W październiku zeszłego roku cały kraj żył tematem najgłośniejszej afery w świecie polskich influencerów. Sylwester Wardęga i Konopskyy stworzyli dwa duże materiały, w których to pogrążyli kilku internetowych twórców. Pandora Gate dotyczyła intencjonalnych kontaktów z małoletnimi widzami. Całość miała przede wszystkim przedstawić niemoralne i obrzydliwe zachowania Stuarta „Stuu” Burtona, jednak do sprawy włączone zostały także inne znane osobistości, m.in. Marcin Dubiel oraz Michał „Boxdel” Baron. Każdy z nich w desperacki sposób próbował oczyścić swoje imię. Boxdelowi postanowił zaufać ponownie nawet sam Wardęga, czego aktualnie raczej żałuje. Podczas niedawnej transmisji na żywo Wardęga przedstawił fragmenty nieopublikowanego jeszcze na tamten moment filmu „Prawdziwa historia Pandora Gate”.
Więcej o sprawie Pandora Gate czytaj na łamach Spider's Web:
Nitro przedstawia drugą stronę afery Pandora Gate
Sylwester Wardęga szczegółowo omówił upublicznione materiały. Wyraźnie zaznaczył, że Boxdel oraz Dubiel spotkali się z Sergiuszem „Nitrem” Górskim, aby przekazać mu dowody na to, że zarówno Wardęga, jak i Konopskyy nie mają wcale aż tak czystego sumienia, jak mogłoby się wydawać. Wardęga wyznał również widzom, że padł ofiarą oszustwa ze strony Michała Barona. Materiał Nitra pojawił się w końcu w pełnej okazałości najpierw w serwisie Kick, a później także na platformie społecznościowej X. Przede wszystkim znajdują się w nim nieznane wcześniej zapisy rozmów głosowych. Jeden z nich ujawnia konwersację między Marcinem Dubielem a Stuu, która odbyła się tuż po tym, jak wybuchła afera Pandora Gate. Dubiel próbował skonfrontować byłego już przyjaciela z oskarżeniami, jednak ten odpowiadał mu jedynie półsłówkami, wyraźnie unikając potencjalnego przyznania się do czegokolwiek. Burton podkreślił jedynie, że nie wiedział, ile lat miała dziewczynka, z którą się spotkał, mieszając się przy tym w zeznaniach.
Druga nagrana konwersacja dotyczyła Boxdela. Konopski zadzwonił do niego po publikacji pierwszego filmu Wardęgi. Powiedział, że ma dla niego dobrą wiadomość. Przekazał, że Julia wycofała swoją zgodę na użycie materiałów, które w znacznym stopniu obciążałyby Michała. Zaznaczył także, że postara się odciąć Boxdela od tematu wykorzystywania nieletnich, żeby nie wrzucać go do jednego wora z innymi oskarżonymi twórcami, gdyż byłoby to niesprawiedliwe.

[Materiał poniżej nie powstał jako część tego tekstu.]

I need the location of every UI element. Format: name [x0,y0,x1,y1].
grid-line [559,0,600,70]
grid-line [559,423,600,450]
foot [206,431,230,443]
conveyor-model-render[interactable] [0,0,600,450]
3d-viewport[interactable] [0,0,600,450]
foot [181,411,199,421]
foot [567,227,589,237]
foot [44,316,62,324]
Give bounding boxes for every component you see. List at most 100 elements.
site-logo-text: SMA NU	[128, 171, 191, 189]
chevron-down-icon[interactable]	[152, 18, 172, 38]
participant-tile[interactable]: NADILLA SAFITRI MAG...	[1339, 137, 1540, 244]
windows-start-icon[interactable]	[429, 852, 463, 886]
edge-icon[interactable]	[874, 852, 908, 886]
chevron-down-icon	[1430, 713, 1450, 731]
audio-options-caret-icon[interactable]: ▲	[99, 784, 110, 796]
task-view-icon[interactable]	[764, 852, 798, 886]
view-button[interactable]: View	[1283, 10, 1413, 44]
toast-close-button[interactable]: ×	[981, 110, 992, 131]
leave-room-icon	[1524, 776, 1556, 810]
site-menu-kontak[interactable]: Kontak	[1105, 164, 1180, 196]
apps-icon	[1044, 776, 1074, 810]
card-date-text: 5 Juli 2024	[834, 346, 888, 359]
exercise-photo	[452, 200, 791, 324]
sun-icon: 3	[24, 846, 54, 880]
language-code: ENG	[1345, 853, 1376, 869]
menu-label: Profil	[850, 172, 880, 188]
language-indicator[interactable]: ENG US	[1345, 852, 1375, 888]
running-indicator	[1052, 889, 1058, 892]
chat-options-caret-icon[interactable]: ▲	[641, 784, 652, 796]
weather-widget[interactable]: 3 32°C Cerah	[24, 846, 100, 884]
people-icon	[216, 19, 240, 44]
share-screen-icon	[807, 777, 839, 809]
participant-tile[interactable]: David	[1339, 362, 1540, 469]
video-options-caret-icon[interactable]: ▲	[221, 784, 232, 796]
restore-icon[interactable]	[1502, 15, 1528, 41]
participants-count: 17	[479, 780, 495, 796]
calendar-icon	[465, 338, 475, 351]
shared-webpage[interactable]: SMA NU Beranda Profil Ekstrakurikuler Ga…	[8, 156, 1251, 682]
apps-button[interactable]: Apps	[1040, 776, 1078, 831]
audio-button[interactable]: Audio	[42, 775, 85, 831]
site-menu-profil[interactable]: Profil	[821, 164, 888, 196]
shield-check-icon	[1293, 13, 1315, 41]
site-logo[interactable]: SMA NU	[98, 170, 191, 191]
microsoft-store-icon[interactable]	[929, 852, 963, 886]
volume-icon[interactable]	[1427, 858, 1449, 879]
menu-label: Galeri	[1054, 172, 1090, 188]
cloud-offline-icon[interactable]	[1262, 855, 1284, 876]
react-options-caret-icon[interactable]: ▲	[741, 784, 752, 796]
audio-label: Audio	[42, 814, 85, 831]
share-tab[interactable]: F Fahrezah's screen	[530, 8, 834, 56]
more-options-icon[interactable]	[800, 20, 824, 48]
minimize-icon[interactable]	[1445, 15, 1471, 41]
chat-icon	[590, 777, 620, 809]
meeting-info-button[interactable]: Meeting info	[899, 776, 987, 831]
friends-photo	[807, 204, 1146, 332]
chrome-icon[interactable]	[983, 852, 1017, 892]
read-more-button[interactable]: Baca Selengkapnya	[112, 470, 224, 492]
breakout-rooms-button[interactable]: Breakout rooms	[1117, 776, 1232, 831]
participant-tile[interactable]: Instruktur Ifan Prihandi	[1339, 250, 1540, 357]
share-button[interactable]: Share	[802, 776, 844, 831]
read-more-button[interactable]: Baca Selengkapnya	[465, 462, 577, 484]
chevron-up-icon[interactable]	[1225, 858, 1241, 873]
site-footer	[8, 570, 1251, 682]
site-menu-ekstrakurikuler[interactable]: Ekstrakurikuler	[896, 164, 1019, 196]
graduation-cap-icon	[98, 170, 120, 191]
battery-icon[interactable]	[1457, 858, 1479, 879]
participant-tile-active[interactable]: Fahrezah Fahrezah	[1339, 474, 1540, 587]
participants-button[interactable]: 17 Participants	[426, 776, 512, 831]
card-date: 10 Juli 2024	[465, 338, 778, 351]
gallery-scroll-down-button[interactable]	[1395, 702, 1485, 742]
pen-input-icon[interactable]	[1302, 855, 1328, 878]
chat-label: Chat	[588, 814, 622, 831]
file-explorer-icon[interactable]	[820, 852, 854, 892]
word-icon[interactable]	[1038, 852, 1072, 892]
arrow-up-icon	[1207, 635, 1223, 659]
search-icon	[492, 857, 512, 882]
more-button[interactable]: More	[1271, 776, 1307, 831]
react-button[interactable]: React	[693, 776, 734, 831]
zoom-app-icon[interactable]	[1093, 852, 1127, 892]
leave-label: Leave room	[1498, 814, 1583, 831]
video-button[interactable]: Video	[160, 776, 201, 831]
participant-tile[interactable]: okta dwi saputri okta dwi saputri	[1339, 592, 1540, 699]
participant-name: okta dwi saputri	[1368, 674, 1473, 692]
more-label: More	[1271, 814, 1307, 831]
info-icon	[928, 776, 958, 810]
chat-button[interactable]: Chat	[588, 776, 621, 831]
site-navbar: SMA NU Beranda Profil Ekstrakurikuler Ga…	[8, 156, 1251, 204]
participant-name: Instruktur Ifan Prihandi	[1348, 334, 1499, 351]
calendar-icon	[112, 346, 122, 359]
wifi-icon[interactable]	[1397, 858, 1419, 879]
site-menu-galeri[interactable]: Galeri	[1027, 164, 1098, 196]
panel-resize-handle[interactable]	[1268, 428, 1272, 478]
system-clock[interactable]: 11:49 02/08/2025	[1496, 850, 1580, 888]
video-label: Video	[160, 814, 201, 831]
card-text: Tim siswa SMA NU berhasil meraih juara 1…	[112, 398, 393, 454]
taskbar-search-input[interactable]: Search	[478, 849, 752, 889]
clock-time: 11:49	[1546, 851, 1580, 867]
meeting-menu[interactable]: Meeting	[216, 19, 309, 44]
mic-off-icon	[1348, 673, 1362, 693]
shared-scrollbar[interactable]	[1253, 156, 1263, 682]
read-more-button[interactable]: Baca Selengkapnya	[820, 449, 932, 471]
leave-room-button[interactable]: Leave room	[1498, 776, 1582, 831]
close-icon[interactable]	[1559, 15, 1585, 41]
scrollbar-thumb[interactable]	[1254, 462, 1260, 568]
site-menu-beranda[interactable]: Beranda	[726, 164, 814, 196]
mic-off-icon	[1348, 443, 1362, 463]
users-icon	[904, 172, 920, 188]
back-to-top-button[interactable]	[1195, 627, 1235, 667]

Nitro w filmie „Prawdziwa historia Pandora Gate” podkreśla również, że Wardęga zachowuje się co najmniej niezrozumiale. Zasugerował, że Wardęga chciał jakkolwiek wybielić się po dotyczących go kontrowersjach związanych z projektem Goats, gdzie głośno kibicował agresywnym zachowaniom dziewczyn uczestniczących w programie. Nitro przypomniał również, że Sylwester wziął udział w jubileuszowej gali FAME MMA, pomimo wcześniejszych zapewnień, że nie chce mieć żadnych powiązań biznesowych z Boxdelem. Wygląda na to, że to nie koniec afer i wzajemnych oskarżeń związanych bezpośrednio ze sprawą Pandora Gate.